Hall and Crocker think the Zimattitude can survive his departure. Like Crocker says, "98 percent of the guys, Zim is all they know." And he doesn't count Hall as one of the three guys on the roster before Zimmer arrived.

"Leon's a Zim guy. Leon Hall didn't become Leon Hall until Zimmer got here," Crocker said.

Hall agrees. He thinks Zimmer's strength here is what he did with his material.

"No matter what personnel we had, he was able to work with it and get guys to reach their potential regardless of what they thought of themselves as players," Hall said. "He's been able to get a level of play out of guys you wouldn't have thought could play at that level. He's definitely a motivator. He knows how to get the best out of different people.

"Whenever he told me something, or he told anybody that I thought could relate to my position, I would literally take it to heart. I took his word as gold. I had the faith in him that he knew what was best for that given situation, play or call. There were certain times I would try and put that on other people passing the word along."

If Hall became a Zimmer favorite because of his ferocious competitiveness, Crocker became the quintessential Zimmer player in 2008.

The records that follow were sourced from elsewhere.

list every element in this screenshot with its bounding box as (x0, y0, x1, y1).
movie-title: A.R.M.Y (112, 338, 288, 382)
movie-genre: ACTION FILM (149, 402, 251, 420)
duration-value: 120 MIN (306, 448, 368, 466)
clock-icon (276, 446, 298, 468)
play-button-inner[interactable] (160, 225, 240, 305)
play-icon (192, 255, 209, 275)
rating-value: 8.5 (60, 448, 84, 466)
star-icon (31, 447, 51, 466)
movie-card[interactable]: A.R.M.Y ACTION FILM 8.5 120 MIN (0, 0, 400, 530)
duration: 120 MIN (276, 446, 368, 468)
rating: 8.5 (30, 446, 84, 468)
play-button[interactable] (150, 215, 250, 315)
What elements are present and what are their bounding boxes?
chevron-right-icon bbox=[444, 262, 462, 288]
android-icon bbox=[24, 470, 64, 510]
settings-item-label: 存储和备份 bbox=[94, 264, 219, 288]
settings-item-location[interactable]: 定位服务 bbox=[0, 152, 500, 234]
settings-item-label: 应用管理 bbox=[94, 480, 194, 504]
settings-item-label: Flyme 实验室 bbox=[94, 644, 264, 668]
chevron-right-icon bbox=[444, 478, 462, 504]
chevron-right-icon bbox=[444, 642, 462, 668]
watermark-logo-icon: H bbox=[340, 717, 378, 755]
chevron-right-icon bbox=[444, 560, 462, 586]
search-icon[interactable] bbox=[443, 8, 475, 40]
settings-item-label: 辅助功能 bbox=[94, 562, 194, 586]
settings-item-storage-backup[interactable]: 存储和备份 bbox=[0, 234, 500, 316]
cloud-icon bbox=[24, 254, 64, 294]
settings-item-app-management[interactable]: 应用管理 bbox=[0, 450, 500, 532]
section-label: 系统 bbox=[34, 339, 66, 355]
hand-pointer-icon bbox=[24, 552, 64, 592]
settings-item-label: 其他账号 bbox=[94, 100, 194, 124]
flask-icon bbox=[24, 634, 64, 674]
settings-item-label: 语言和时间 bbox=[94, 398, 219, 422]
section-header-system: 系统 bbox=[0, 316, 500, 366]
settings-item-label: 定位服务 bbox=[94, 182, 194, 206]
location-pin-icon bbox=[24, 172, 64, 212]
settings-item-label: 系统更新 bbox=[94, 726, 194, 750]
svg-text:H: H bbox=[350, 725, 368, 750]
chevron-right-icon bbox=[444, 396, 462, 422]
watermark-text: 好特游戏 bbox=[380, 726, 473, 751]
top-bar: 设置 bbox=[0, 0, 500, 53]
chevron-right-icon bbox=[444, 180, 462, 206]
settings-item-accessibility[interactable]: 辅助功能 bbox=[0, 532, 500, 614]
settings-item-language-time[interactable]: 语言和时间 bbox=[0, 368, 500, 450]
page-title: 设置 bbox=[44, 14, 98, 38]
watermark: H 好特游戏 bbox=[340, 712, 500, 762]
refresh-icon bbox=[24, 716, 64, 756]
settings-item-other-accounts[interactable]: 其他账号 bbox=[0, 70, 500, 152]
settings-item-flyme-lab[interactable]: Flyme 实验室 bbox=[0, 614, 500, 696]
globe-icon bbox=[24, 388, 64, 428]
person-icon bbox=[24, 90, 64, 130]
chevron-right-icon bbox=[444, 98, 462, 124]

Zimmer arrived first at the beginning of the season. He felt he had been brutally tossed aside in the Bobby Petrino mess at the end of the 2007 season in Atlanta, where his first year as the Falcons defensive coordinator blew up when Petrino bolted the head coaching job back to college. Crocker arrived halfway through '08 bruised himself. He was also left on the street, cut despite playing just six games in Miami. He was a six-year veteran and third-round pick knowing he had plenty left.

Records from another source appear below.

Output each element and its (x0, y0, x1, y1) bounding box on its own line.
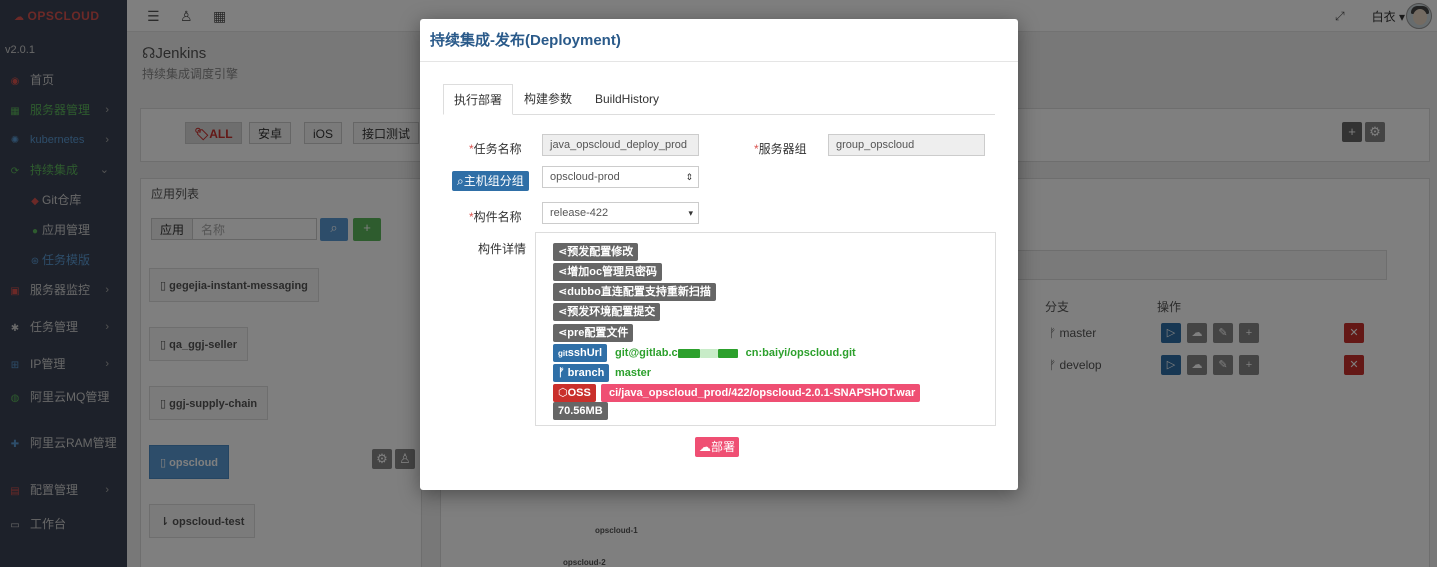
ssh-url-label: sshUrl (567, 347, 603, 359)
host-group-button[interactable]: ⌕主机组分组 (452, 171, 529, 191)
tab-build-history[interactable]: BuildHistory (585, 84, 669, 115)
branch-value: master (615, 367, 652, 379)
branch-label: branch (567, 367, 605, 379)
cube-icon: ⬡ (558, 387, 568, 399)
artifact-label: *构件名称 (469, 210, 522, 224)
artifact-label-text: 构件名称 (473, 210, 522, 224)
oss-label: OSS (567, 387, 591, 399)
share-icon: ⋖ (558, 286, 568, 298)
share-icon: ⋖ (558, 266, 568, 278)
oss-path-tag: ci/java_opscloud_prod/422/opscloud-2.0.1… (601, 384, 921, 402)
git-icon: git (558, 349, 568, 358)
details-label: 构件详情 (478, 242, 527, 256)
artifact-details: ⋖预发配置修改 ⋖增加oc管理员密码 ⋖dubbo直连配置支持重新扫描 ⋖预发环… (535, 232, 996, 426)
task-name-field[interactable]: java_opscloud_deploy_prod (542, 134, 699, 156)
oss-tag: ⬡OSS (553, 384, 596, 402)
ssh-url-value: git@gitlab.c cn:baiyi/opscloud.git (615, 347, 856, 359)
commit-message: 增加oc管理员密码 (567, 266, 658, 278)
commit-tag: ⋖增加oc管理员密码 (553, 263, 663, 281)
deployment-modal: 持续集成-发布(Deployment) 执行部署 构建参数 BuildHisto… (420, 19, 1018, 490)
tab-build-params[interactable]: 构建参数 (514, 84, 582, 115)
task-name-label-text: 任务名称 (473, 142, 522, 156)
commit-tag: ⋖dubbo直连配置支持重新扫描 (553, 283, 716, 301)
select-arrows-icon: ⇕ (685, 172, 693, 182)
server-group-label: *服务器组 (754, 142, 807, 156)
cloud-upload-icon: ☁ (699, 440, 711, 454)
commit-tag: ⋖预发配置修改 (553, 243, 639, 261)
branch-icon: ᚠ (558, 367, 568, 379)
modal-title: 持续集成-发布(Deployment) (420, 19, 1018, 62)
share-icon: ⋖ (558, 306, 568, 318)
deploy-button-label: 部署 (711, 440, 736, 454)
commit-message: 预发环境配置提交 (567, 306, 656, 318)
deploy-button[interactable]: ☁部署 (695, 437, 740, 457)
host-group-button-label: 主机组分组 (463, 174, 524, 188)
ssh-url-prefix: git@gitlab.c (615, 347, 678, 359)
commit-message: dubbo直连配置支持重新扫描 (567, 286, 711, 298)
ssh-url-suffix: cn:baiyi/opscloud.git (745, 347, 856, 359)
branch-tag: ᚠ branch (553, 364, 610, 382)
tab-deploy[interactable]: 执行部署 (443, 84, 514, 115)
modal-tabs: 执行部署 构建参数 BuildHistory (443, 84, 995, 115)
size-tag: 70.56MB (553, 402, 608, 420)
redaction-mask (699, 348, 718, 358)
caret-down-icon: ▾ (688, 208, 693, 218)
artifact-select[interactable]: release-422 ▾ (542, 202, 699, 224)
share-icon: ⋖ (558, 327, 568, 339)
search-icon: ⌕ (457, 174, 464, 188)
redaction-mask (717, 348, 738, 358)
ssh-url-tag: gitsshUrl (553, 344, 608, 362)
share-icon: ⋖ (558, 246, 568, 258)
server-group-field[interactable]: group_opscloud (828, 134, 985, 156)
task-name-label: *任务名称 (469, 142, 522, 156)
artifact-select-value: release-422 (550, 207, 609, 219)
host-group-select[interactable]: opscloud-prod ⇕ (542, 166, 699, 188)
redaction-mask (677, 348, 700, 358)
server-group-label-text: 服务器组 (758, 142, 807, 156)
commit-message: pre配置文件 (567, 327, 629, 339)
commit-tag: ⋖pre配置文件 (553, 324, 634, 342)
commit-message: 预发配置修改 (567, 246, 634, 258)
host-group-select-value: opscloud-prod (550, 171, 620, 183)
commit-tag: ⋖预发环境配置提交 (553, 303, 661, 321)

They revived each other's careers. Crocker has gone on to play 71 of his 151 games for the Bengals as the quarterback of four postseason defenses. Zimmer, appealing to second-chancers like Crocker, rallied their resilience (Adam Jones, Reggie Nelson and Terence Newman) and used it to fuel four top 10 defenses known for a chip-on-the-shoulder attitude combined with heady play.

Indeed, Zimmer called Crocker off the couch three times when injuries decimated his secondary. In the past two seasons Crocker didn't sign until late September and ended up going from the remote to the playoffs. Since he's a free agent, he had to be asked on Wednesday.

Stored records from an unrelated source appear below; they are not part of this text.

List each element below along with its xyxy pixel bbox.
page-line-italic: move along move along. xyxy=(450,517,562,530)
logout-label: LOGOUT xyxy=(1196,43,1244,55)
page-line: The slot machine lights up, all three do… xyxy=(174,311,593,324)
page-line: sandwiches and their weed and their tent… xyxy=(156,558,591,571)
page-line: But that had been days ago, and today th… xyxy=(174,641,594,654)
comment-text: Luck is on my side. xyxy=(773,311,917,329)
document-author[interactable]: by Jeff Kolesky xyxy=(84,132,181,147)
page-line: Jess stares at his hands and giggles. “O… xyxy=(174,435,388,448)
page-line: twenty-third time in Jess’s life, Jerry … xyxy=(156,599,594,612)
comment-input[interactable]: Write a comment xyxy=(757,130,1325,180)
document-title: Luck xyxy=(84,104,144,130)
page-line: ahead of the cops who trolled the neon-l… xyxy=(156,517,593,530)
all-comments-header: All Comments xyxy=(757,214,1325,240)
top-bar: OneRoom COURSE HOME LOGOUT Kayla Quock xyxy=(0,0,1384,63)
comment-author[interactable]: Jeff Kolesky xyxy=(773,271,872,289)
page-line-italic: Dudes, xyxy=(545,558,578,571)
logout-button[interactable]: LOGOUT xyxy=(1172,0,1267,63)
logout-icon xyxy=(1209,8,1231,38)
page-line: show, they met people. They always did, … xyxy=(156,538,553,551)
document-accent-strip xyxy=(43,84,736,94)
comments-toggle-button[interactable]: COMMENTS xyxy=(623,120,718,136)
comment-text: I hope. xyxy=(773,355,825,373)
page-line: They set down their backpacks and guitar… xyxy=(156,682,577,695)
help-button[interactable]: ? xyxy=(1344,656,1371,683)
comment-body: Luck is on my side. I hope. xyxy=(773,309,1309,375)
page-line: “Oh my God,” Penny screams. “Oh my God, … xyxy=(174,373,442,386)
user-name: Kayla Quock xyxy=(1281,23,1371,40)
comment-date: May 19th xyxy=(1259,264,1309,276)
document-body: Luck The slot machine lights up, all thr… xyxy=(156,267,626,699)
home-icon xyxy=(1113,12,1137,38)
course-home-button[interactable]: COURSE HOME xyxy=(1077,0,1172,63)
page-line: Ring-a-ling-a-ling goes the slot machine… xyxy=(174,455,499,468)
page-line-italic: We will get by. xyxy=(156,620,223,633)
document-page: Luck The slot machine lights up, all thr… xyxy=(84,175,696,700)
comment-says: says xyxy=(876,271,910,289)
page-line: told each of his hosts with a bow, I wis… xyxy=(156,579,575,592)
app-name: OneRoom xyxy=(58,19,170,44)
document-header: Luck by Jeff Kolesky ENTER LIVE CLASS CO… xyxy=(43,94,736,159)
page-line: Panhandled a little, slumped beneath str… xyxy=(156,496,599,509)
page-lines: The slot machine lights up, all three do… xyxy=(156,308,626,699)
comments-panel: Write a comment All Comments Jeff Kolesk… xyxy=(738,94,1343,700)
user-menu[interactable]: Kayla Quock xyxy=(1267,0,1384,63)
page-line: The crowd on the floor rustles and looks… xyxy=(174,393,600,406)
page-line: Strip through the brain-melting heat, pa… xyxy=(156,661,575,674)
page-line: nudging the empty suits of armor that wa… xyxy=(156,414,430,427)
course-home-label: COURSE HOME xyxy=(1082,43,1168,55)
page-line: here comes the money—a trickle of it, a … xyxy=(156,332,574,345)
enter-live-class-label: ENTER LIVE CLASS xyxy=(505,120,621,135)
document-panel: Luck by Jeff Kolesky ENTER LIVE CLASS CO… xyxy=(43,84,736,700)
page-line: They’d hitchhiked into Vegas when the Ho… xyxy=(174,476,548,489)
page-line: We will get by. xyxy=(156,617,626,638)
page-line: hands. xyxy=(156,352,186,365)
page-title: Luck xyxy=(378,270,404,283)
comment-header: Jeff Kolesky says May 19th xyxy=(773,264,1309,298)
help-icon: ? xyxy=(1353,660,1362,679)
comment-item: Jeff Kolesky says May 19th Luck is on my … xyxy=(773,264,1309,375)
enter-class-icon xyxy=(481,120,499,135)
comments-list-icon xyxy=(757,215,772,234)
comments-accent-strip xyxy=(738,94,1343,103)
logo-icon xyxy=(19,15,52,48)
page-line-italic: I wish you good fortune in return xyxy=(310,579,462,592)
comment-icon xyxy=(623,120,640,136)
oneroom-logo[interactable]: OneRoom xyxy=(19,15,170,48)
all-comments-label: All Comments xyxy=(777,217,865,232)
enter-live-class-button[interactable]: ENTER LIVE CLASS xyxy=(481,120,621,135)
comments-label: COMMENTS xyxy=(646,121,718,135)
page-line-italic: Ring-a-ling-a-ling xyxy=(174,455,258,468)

If Minnesota and Cincinnati called?

"What should I do? I'll keep it a mystery," Crocker said with a laugh. "The fans have been great to me in Cincinnati. I played my best ball there. Everyone was behind me. And you know me and my family have a great rapport with Zim. He brought me out of retirement twice. Guys love playing for him. He's one of those guys you hate at first, but right away you've got to love. Those guys in Minnesota have got a good thing going. They're going to love playing for him."

Crocker had yet to speak to Zimmer as of late Wednesday afternoon.

"I'm so happy for him. He's such a good coach. He deserves it so much," Crocker said. "I know everyone is talking to him today and wants to get at him. I'm going to wait for it to settle down. I want to be the last person he talks to before he puts his head on the pillow tonight."

They may not have talk yet. But this is what Zimmer means to one guy.

"My wife and I are going out tonight to celebrate for him," Crocker said. "My wife and I are going to have a toast to him."